In response to: Hätönen, H. Jyrkinen A., Katajisto J., Kuosamen L.& Välimäki M. (2006) Patient satisfaction with inpatient psychiatric care. Journal of Advanced Nursing 55(6), 655–663.
Article first published online: 13 FEB 2007
Journal of Advanced Nursing
Volume 57, Issue 5, pages 559–560, March 2007
How to Cite
Longeway, J. A. (2007), In response to: Hätönen, H. Jyrkinen A., Katajisto J., Kuosamen L.& Välimäki M. (2006) Patient satisfaction with inpatient psychiatric care. Journal of Advanced Nursing 55(6), 655–663. Journal of Advanced Nursing, 57: 559–560. doi: 10.1111/j.1365-2648.2007.04138.x
- Issue published online: 13 FEB 2007
- Article first published online: 13 FEB 2007
Hätönen et al. (2006) do an excellent job of examining patient satisfaction in the acute inpatient psychiatric setting. The authors identify specific areas in need of improvement in order to obtain higher patient satisfaction ratings, particularly access to information, improvements on restrictions and compulsory care, and patient-staff relationships.
In my experience as a mental health nurse, patient dissatisfaction with information and restrictions may well be related. When restrictions are placed upon patient movements and actions without sufficient information being conveyed as to both cause and goal, these restrictions may seem arbitrary from a patient's perspective. The result: patient dissatisfaction from a sense of being unjustly and unnecessarily prohibited from certain actions.
Baraff and Krishel (1993) identified increased satisfaction with emergency department care when information regarding specific emergency room protocols and what to anticipate was provided to patients on arrival to the Emergency Department. Performing research with a similar intervention in the psychiatric setting would help determine if providing education about restrictions on admission would serve to improve patient understanding of and satisfaction with restrictions. Restrictions on an inpatient psychiatric unit typically involve the provision of safety and maintenance of therapeutic milieu (Kennedy 2002). Communicating these rationale with patients may serve to make restrictions more tolerable. Additional research regarding whether patient satisfaction with restrictions is improved in response to increased information and education from staff regarding the rationale of these restrictions may prove fruitful.
O'Connell et al. (1999) demonstrated difficulty rating patient satisfaction with inpatient care. An important conclusion reached was that pre-existing perceptions of nursing tended to correlate with patient satisfaction ratings. Follow-up studies on patient satisfaction in the inpatient mental health setting may benefit from including questions regarding the overall perception of mental health, mental illness, and mental health treatment to determine if these factors are significantly influencing patient satisfaction ratings. These factors may help explain variances between demographic groups when divided by previous psychiatric hospitalizations and length of illness. Patients without previous mental health treatment may have distorted expectations regarding mental health care delivery; conversely, patients with a significant history of mental health treatment may have developed the skills to effectively judge quality of mental health service delivery (Williams & Wilkinson 1995).

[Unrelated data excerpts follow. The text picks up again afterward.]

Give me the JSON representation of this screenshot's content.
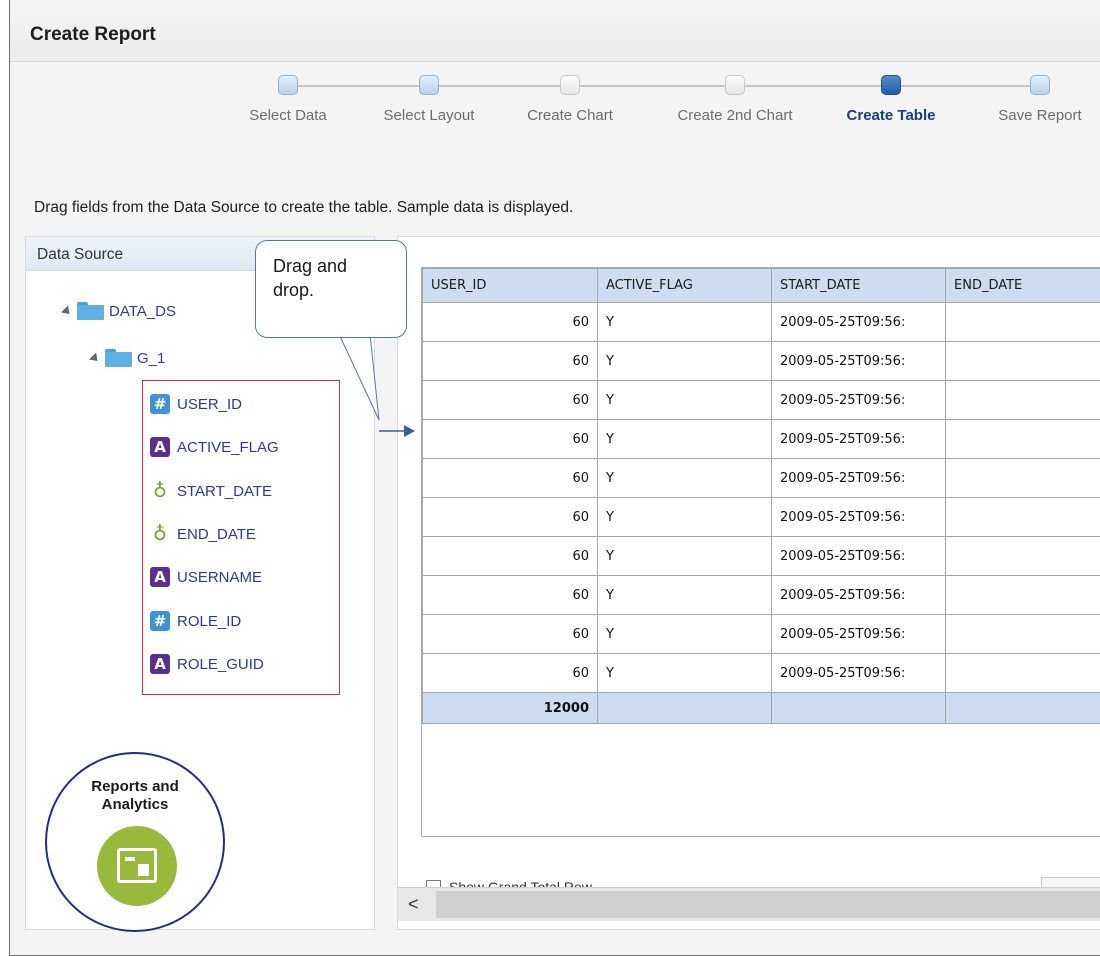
{
  "page": {
    "title": "Create Report"
  },
  "train": {
    "stops": [
      {
        "label": "Select Data",
        "state": "visited"
      },
      {
        "label": "Select Layout",
        "state": "visited"
      },
      {
        "label": "Create Chart",
        "state": "inactive"
      },
      {
        "label": "Create 2nd Chart",
        "state": "inactive"
      },
      {
        "label": "Create Table",
        "state": "current"
      },
      {
        "label": "Save Report",
        "state": "visited"
      }
    ]
  },
  "instructions": "Drag fields from the Data Source to create the table. Sample data is displayed.",
  "data_source": {
    "header": "Data Source",
    "root": "DATA_DS",
    "group": "G_1",
    "fields": [
      {
        "name": "USER_ID",
        "type": "number",
        "icon": "number-icon",
        "glyph": "#"
      },
      {
        "name": "ACTIVE_FLAG",
        "type": "text",
        "icon": "text-icon",
        "glyph": "A"
      },
      {
        "name": "START_DATE",
        "type": "date",
        "icon": "date-icon",
        "glyph": "♁"
      },
      {
        "name": "END_DATE",
        "type": "date",
        "icon": "date-icon",
        "glyph": "♁"
      },
      {
        "name": "USERNAME",
        "type": "text",
        "icon": "text-icon",
        "glyph": "A"
      },
      {
        "name": "ROLE_ID",
        "type": "number",
        "icon": "number-icon",
        "glyph": "#"
      },
      {
        "name": "ROLE_GUID",
        "type": "text",
        "icon": "text-icon",
        "glyph": "A"
      }
    ]
  },
  "callout": {
    "line1": "Drag and",
    "line2": "drop."
  },
  "badge": {
    "line1": "Reports and",
    "line2": "Analytics"
  },
  "table": {
    "columns": [
      "USER_ID",
      "ACTIVE_FLAG",
      "START_DATE",
      "END_DATE"
    ],
    "rows": [
      [
        "60",
        "Y",
        "2009-05-25T09:56:",
        ""
      ],
      [
        "60",
        "Y",
        "2009-05-25T09:56:",
        ""
      ],
      [
        "60",
        "Y",
        "2009-05-25T09:56:",
        ""
      ],
      [
        "60",
        "Y",
        "2009-05-25T09:56:",
        ""
      ],
      [
        "60",
        "Y",
        "2009-05-25T09:56:",
        ""
      ],
      [
        "60",
        "Y",
        "2009-05-25T09:56:",
        ""
      ],
      [
        "60",
        "Y",
        "2009-05-25T09:56:",
        ""
      ],
      [
        "60",
        "Y",
        "2009-05-25T09:56:",
        ""
      ],
      [
        "60",
        "Y",
        "2009-05-25T09:56:",
        ""
      ],
      [
        "60",
        "Y",
        "2009-05-25T09:56:",
        ""
      ]
    ],
    "total": [
      "12000",
      "",
      "",
      ""
    ],
    "show_grand_total_label": "Show Grand Total Row"
  },
  "scroll": {
    "left_arrow": "<"
  },
  "colors": {
    "accent": "#1b3f7d",
    "header_fill": "#cddcf0",
    "highlight_border": "#c8343a",
    "badge_green": "#9ab93c"
  }
}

Patient–staff relationship is another area in which further research will be helpful in identifying specific factors contributing to lower satisfaction. The authors noted strong variances in patient satisfaction with staff–patient relationships based on patient demographics. Identifying what elements of the patient–staff interaction each group found satisfying and unsatisfying may help identify unique interaction needs of specific demographic groups. Determining whether quantity of interactions was a cause of dissatisfaction, for example, would allow interventions designed to ensure increased frequency of staff–patient interaction while identifying specific interaction elements (tone of voice, directive versus non-directive, body language, age and gender) may suggest possible changes in the way staff–patient interactions are managed.
This excellent article contributes significantly to the body of knowledge of nursing. Further research may benefit from including an option for patients to enter a narrative response on patient satisfaction surveys to identify specific issues that contributed to dissatisfaction in a general area. If details can be determined about the causes of dissatisfaction, nursing can work to develop specific interventions to improve patient satisfaction. Qualitative research may also prove useful in identifying themes among patients with lower satisfaction ratings.